Jocelyne est dentiste, elle a 39 ans et elle a été mariée pendant huit ans. Elle a découvert les délices de l'amour oral il y a quatre ans, peu de temps après son divorce. Avant cette période, elle avait une vague idée de ce que pouvait être le cunnilingus. "Je croyais être parmi les privilégiées à vivre une telle expérience. Jusqu'à ce que je me confie à ma soeur et à ma mère. Toutes les deux m'ont regardée d'un air étonné: elles connaissaient la pratique depuis belle Iurette, se rappelle-t-elle. 


 Les hommes le savent: une bonne majorité d'entre nous adorons le cunnilingus. "Il est plus facile de faire jouir une femme avec sa langue qu'avec un pénis, raconte le Dr Laurier Therrien. On est sûr du résultat." Les hommes ont ainsi l'impression d'être à la hauteur de la situation. Ah! cette fameuse préoccupation de se révéler un bon amant; elle revient souvent sur le tapis. Pourtant, sa définition varie d'une femme à l'autre. "Pour les unes, c'est celui qui va droit au but; pour les autres, c'est l'amant qui explore lentement les différentes zones érogènes alors que pour d'autres encore, ce sera celui qui favorisera la chaleur du toucher", nuance le sexologue Michel Goulet.

 
 À l'instar du sexe opposé — décidément, nous partageons de nombreux points communs sur l'amour oral avec lui —, plusieurs filles se déclarent être aux oiseaux quand leur partenaire embrasse amoureusement leur sexe et l'effeuille avec douceur.

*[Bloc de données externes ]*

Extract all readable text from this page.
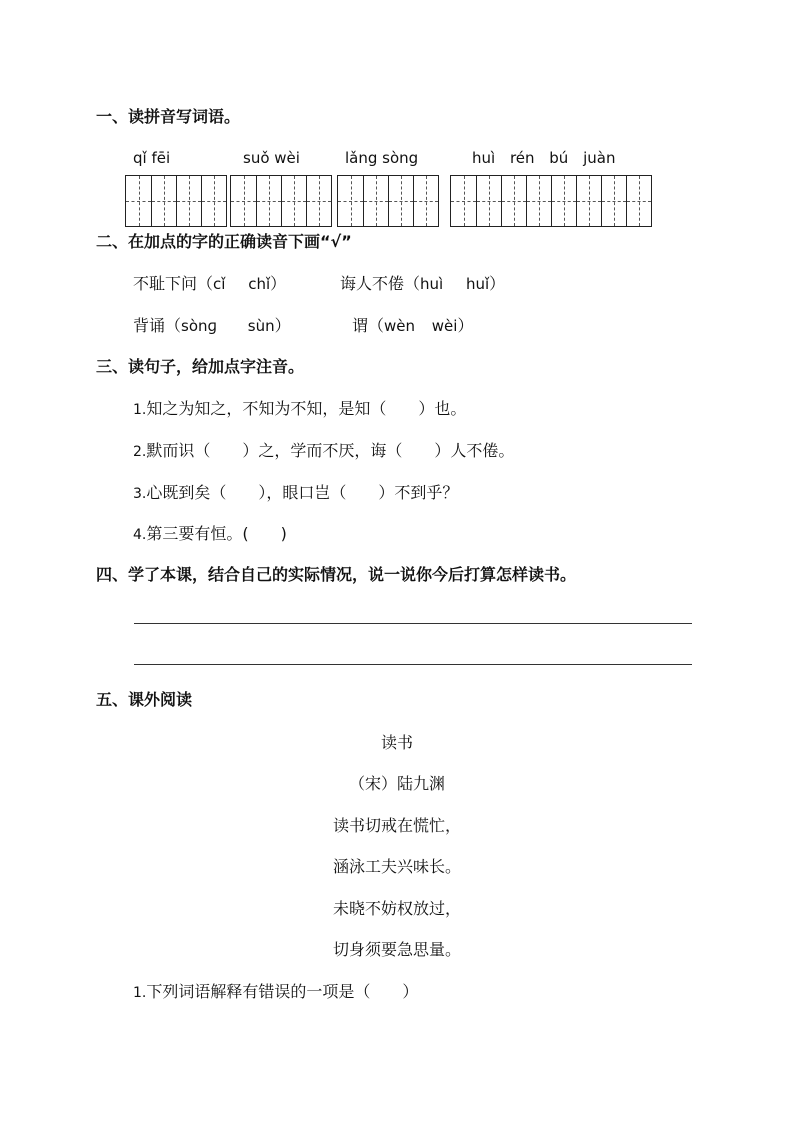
一、读拼音写词语。
qǐ fēi	suǒ wèi	lǎng sòng	huì rén bú juàn
二、在加点的字的正确读音下画“√”
不耻下问（cǐ chǐ）	诲人不倦（huì huǐ）
背诵（sònɡ sùn）	谓（wèn wèi）
三、读句子，给加点字注音。
1.知之为知之，不知为不知，是知（　　）也。
2.默而识（　　）之，学而不厌，诲（　　）人不倦。
3.心既到矣（　　），眼口岂（　　）不到乎？
4.第三要有恒。(　　)
四、学了本课，结合自己的实际情况，说一说你今后打算怎样读书。
五、课外阅读
读书
（宋）陆九渊
读书切戒在慌忙，
涵泳工夫兴味长。
未晓不妨权放过，
切身须要急思量。
1.下列词语解释有错误的一项是（　　）
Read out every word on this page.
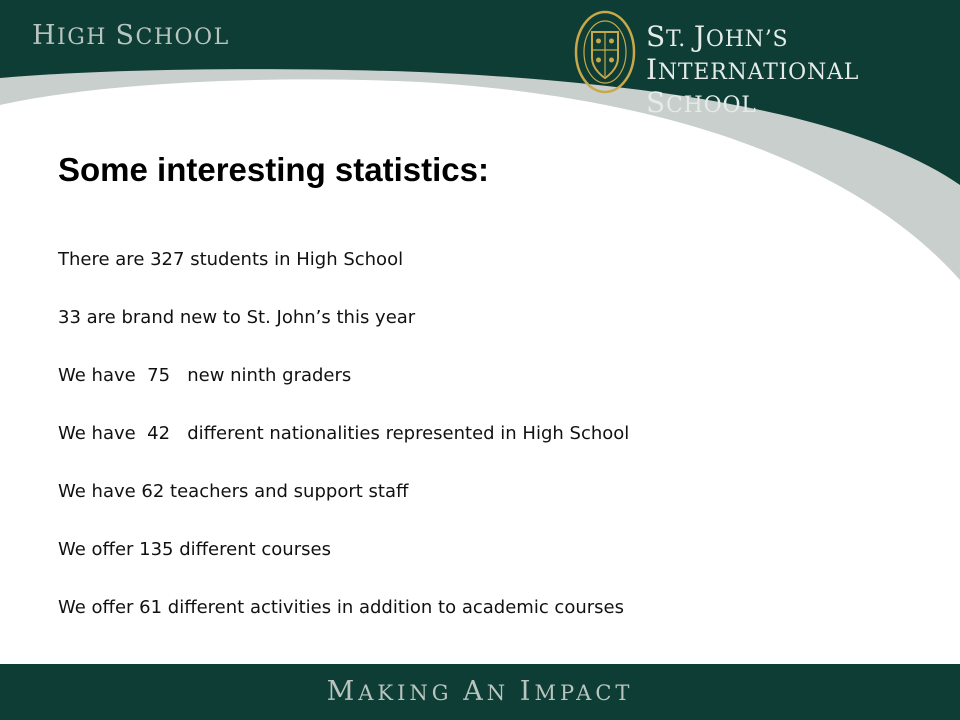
HIGH SCHOOL	ST. JOHN’S
INTERNATIONAL SCHOOL
Some interesting statistics:
There are 327 students in High School
33 are brand new to St. John’s this year
We have  75   new ninth graders
We have  42   different nationalities represented in High School
We have 62 teachers and support staff
We offer 135 different courses
We offer 61 different activities in addition to academic courses
MAKING AN IMPACT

En retour, elles plissent le nez s'il s'acharne sur le clitoris, un organe hypersensible. Une maladresse que plusieurs ont tendance à répéter.
Parfois, il ne faut pas se fier au plaisir apparent que démontre le partenaire pour le cunnilingus. Diane l'a appris à ses dépens. Après quelques mois de cohabitation avec son nouveau chum, il lui a avoué sa répulsion à mettre son nez dans son buisson, à moins qu'elle ne sorte de la douche et qu'il n'ait un verre dans le nez. Le goût de ses secrétions vaginales le rebute. Il lui faisait le cunnilingus durant les premières rencontres au lit dans l'espoir de cimenter leur union. Pour cette pro-cunnilingus, ce fut un choc qu'elle a tout de même digéré par la suite. "J'aimais mieux le savoir au début de notre relation que de me retrouver avec un gars frustré au bout de trois ans de vie commune." 
 

"Je serais malheureux si ma compagne me refusait cette caresse oraIe, révèle Paul-André. On ne lui souhaite pas de rencontre sensuelle avec Annie, car pour cette jeune femme de 30 ans, le cunnilingus est une pratique agréable, sans plus. "Mon chum ne comprend pas. La plupart de ses blondes adoraient ça. Avec moi, il a l'impression d'être un amant incomplet. Alors que ça n'a rien à voir! Le cunnilingus me procure des sensations intenses, mais superficielles. Après, je n'ai plus envie de faire l'amour."

 
 Avant de jeter bottes et caleçon par la fenêtre, ne serait-il pas plus sage de s'interroger sur ce puissant désir du cunnilingus? "Peut-être identifierons-nous de nouvelles caresses qui sauront mieux répondre à notre besoin d'être acceptée par l'autre et qui pourront également plaire à notre partenaire", indique Michel Goulet. Car détester le cunnilingus, tout comme la fellation, n'a rien d'extravagant. On lève bien le nez sur la viande, le brocoli ou les fruits de mer, et personne n'en fait un plat. Pourquoi serait-ce différent au lit? Là comme ailleurs, les goûts sont une affaire personnelle! Intime, vous avez dit?